No. It is a tragedy only if it is Turin’s character that drives him to his doom - that’s what tragedy is; terrible things arising directly from the character’s own flaws. If he had no choice, then he’s simply being fucked with, and it isn’t grand, it’s somebody pulling the wings off butterflies.

But it is is character that drives him. He’s Siegfried in Middle-Earth, a hero in the old Norse or Germanic mode. He’s going to stand up and fight regardless, and he can, too - not many men or elves could’ve taken Glaurung - and it’s that willingness to take on the enemy that gets taken advantage of and turned against him every time. Is it the curse doing it? Well, what does it mean to say he’s cursed - is the character trait, of defiance, the curse, since that is the means of his undoing? If he’s cursed by having it, doesn’t that mean the rest of us who feel similarly are too?

On that note was the love between Romeo and Juliet also wrong and “here is what not to do?”

Romeo and Juliet were free to choose their own paths. They had a lot of bad ones to choose from, and maybe low odds of finding a good one out of the situation, but their lives were determined by their own choices, and they had a fair shot at accomplishing any particular thing. It was bad luck and overreaction that killed them in the end.

In the Silmarillion, it is made clear from the moment Morgoth kills the trees that the elves Must Not go haring off making their own decisions. Their place is to obey authority and let Manwe make up his mind. When they defy that, that is their crime, and the moment the Valar stop helping them any further. Things like the massacre of the Teleri made things worse, sure, but the original sin was that of deciding to take matters into their own hands. From the moment they did that, every single thing that happens, from the Elven armies arriving in Middle-Earth in all their glory to Fingolfin’s duel before the gates of Angband to the fall of Nargothrond and Gondolin to the final scattered bands of refugees along the southern coast, is there to show that they never had a chance, everything was futile, and the only hope they ever had was to repent their sin and pray for help from the Valar. Which is exactly what Earendil eventually does, and the reason the Valar finally intervene.

Man, I had no idea Tolkien sucked that much. My nostalgia for the books must be just that…nostalgia.

Rip Taylor as Bombadil would be totally wrong, but somehow really funny.

Just doubt he could play it as I imagine it.

Isn’t Rip Taylor dead?

Okay, well, I can’t argue with the Tolkein going “BECUZ I SED SO BITCHZ” while wearing a moneyhat.

I didn’t comment on the quality of the film at all, Bill.
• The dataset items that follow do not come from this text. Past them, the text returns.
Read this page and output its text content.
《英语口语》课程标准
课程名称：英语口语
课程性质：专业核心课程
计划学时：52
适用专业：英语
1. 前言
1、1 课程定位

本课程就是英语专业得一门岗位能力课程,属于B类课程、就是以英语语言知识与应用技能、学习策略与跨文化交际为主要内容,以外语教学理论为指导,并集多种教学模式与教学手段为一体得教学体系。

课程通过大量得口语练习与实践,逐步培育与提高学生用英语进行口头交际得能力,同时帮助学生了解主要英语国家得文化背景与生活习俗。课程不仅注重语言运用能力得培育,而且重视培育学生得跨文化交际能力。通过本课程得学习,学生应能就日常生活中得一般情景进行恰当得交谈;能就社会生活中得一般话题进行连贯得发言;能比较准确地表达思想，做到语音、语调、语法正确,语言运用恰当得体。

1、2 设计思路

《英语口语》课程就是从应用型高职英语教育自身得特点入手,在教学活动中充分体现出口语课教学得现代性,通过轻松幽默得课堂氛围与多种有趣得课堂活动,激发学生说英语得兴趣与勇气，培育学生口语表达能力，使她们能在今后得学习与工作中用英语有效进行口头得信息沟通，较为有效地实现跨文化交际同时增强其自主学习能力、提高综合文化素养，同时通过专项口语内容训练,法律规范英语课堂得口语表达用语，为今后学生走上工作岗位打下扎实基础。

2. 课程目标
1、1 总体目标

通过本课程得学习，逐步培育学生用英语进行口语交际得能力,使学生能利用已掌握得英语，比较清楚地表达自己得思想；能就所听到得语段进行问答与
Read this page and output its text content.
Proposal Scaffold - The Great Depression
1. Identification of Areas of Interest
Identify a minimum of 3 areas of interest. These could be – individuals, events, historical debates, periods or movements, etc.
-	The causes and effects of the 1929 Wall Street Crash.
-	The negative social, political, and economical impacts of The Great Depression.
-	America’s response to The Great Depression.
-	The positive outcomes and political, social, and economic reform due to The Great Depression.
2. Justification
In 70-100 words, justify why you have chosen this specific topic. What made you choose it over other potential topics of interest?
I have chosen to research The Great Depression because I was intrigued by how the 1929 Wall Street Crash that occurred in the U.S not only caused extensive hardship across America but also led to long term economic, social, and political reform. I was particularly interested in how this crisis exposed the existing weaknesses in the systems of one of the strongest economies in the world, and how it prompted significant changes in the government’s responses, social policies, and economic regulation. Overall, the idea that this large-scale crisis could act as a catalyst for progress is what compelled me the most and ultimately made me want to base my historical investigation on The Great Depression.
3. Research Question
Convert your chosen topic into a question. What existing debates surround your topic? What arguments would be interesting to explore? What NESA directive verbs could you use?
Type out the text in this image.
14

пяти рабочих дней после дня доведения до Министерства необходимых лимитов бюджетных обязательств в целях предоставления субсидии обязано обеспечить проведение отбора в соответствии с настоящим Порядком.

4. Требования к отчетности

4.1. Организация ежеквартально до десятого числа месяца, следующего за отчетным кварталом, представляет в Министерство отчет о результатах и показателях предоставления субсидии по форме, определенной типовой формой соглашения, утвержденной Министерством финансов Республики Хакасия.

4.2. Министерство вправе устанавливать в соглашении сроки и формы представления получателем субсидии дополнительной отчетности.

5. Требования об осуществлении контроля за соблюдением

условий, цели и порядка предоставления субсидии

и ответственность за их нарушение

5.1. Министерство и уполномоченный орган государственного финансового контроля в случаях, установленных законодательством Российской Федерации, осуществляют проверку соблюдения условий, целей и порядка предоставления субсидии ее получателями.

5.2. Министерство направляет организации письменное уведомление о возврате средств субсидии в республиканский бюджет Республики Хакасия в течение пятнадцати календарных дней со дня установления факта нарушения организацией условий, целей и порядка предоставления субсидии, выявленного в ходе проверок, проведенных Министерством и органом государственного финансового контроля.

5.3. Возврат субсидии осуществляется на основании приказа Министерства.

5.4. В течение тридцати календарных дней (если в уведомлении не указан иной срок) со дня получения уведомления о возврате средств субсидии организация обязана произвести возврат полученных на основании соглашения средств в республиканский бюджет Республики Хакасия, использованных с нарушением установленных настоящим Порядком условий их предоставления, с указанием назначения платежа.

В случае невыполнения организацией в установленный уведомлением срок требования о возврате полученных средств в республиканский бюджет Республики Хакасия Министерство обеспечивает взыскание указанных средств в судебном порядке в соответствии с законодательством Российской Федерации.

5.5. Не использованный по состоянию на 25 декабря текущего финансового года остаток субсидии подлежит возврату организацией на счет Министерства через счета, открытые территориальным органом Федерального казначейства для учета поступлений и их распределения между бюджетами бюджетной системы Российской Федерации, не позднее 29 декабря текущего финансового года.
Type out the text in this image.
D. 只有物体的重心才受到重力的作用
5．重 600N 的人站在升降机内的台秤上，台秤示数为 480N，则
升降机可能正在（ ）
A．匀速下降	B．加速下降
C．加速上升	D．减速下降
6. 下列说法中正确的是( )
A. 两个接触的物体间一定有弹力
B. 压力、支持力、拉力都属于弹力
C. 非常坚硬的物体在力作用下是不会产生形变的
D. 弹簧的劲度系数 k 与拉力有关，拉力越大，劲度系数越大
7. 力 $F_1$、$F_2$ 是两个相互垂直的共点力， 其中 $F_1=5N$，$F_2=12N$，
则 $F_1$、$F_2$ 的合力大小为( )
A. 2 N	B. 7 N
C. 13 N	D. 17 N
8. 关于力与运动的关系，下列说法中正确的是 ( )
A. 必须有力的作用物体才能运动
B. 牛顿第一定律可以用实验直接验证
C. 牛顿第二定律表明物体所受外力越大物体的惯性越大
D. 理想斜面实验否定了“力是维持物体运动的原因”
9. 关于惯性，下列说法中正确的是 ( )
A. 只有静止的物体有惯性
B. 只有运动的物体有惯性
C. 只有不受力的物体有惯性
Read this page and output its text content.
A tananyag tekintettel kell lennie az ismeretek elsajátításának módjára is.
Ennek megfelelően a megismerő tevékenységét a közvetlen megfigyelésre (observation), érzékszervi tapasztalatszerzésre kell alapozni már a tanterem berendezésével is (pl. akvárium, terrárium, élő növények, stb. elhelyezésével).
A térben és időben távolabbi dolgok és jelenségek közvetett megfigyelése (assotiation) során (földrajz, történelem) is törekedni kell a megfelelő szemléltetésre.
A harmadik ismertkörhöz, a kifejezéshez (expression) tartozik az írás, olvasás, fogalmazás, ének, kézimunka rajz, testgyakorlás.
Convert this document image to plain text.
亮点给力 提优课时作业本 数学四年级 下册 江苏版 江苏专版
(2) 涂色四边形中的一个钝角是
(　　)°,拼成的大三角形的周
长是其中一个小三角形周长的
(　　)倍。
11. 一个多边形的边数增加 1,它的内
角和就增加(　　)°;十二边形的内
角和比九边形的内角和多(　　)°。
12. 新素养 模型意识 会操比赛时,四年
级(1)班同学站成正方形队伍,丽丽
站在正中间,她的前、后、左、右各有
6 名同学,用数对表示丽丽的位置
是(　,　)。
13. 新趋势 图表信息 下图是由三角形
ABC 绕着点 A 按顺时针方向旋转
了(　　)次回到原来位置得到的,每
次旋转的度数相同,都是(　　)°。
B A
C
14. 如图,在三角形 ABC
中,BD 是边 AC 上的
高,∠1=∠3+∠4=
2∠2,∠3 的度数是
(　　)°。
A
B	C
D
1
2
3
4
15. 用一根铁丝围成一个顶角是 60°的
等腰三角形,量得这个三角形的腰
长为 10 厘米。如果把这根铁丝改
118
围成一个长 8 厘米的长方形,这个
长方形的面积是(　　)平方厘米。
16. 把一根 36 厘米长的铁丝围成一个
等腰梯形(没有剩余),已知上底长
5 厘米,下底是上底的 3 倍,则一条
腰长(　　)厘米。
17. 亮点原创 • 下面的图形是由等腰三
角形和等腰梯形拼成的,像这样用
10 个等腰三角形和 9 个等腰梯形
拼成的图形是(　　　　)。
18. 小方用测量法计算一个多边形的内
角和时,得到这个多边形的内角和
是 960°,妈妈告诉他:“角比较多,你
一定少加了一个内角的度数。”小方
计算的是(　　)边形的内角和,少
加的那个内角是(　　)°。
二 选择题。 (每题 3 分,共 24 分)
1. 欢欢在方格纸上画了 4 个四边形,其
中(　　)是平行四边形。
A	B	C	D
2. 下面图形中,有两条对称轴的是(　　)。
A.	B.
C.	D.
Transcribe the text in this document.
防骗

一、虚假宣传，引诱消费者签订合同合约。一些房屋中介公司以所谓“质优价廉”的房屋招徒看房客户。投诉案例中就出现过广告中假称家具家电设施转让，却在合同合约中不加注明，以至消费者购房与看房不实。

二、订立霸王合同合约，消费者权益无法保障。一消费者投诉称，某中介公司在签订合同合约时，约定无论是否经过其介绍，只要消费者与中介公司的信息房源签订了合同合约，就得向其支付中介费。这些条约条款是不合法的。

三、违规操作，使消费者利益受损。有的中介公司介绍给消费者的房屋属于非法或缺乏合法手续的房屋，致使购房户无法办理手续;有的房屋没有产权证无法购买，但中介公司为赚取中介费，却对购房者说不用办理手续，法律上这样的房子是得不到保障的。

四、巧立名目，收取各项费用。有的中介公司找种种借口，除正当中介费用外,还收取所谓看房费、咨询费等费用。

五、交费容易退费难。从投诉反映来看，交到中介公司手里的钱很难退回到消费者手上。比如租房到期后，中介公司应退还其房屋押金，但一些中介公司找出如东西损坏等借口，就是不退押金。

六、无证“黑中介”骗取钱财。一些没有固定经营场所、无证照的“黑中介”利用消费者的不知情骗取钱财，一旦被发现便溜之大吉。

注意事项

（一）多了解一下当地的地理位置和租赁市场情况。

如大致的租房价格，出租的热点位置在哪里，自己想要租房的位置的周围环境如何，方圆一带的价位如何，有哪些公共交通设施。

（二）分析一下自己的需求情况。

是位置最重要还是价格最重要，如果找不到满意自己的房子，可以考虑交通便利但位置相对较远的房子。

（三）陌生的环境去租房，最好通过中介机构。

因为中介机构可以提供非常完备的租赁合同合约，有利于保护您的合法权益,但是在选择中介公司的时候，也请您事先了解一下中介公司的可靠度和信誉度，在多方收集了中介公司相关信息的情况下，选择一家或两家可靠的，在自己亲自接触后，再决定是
I just said I can’t get excited about it. That’s because it would be a letdown after the serious tone (relatively) of the LOTR.

Plenty of seriously-toned things occurred in The Hobbit, Robert.

Does a fantasy film have to be epic and overly serious to be entertaining?

Couple of questions:

a) Why was Sauron in Mirkwood in the first place?

b) Why didn’t Sauron march on Middle-Earth before the ring was discovered, when all thought it was lost, when he could be confident the world of men wasn’t going to suddenly use it against him, unlike in the war of the ring?

Even funnier!

a) Hiding out, gathering his power, getting the orcs together, and studying his enemy.
b) Because his power had yet to return to him, and it took time to gather legions of Orcs, Southrons, Easterlings, etc.
c) Also, the power of Elves and especially Men was greater earlier. Sauruman also would likely have been against him before thoughts of the Ring corrupted him.

Because Tolkein hadn’t planned more than The Hobbit, and decided to “backdate some options” when he wrote the next set.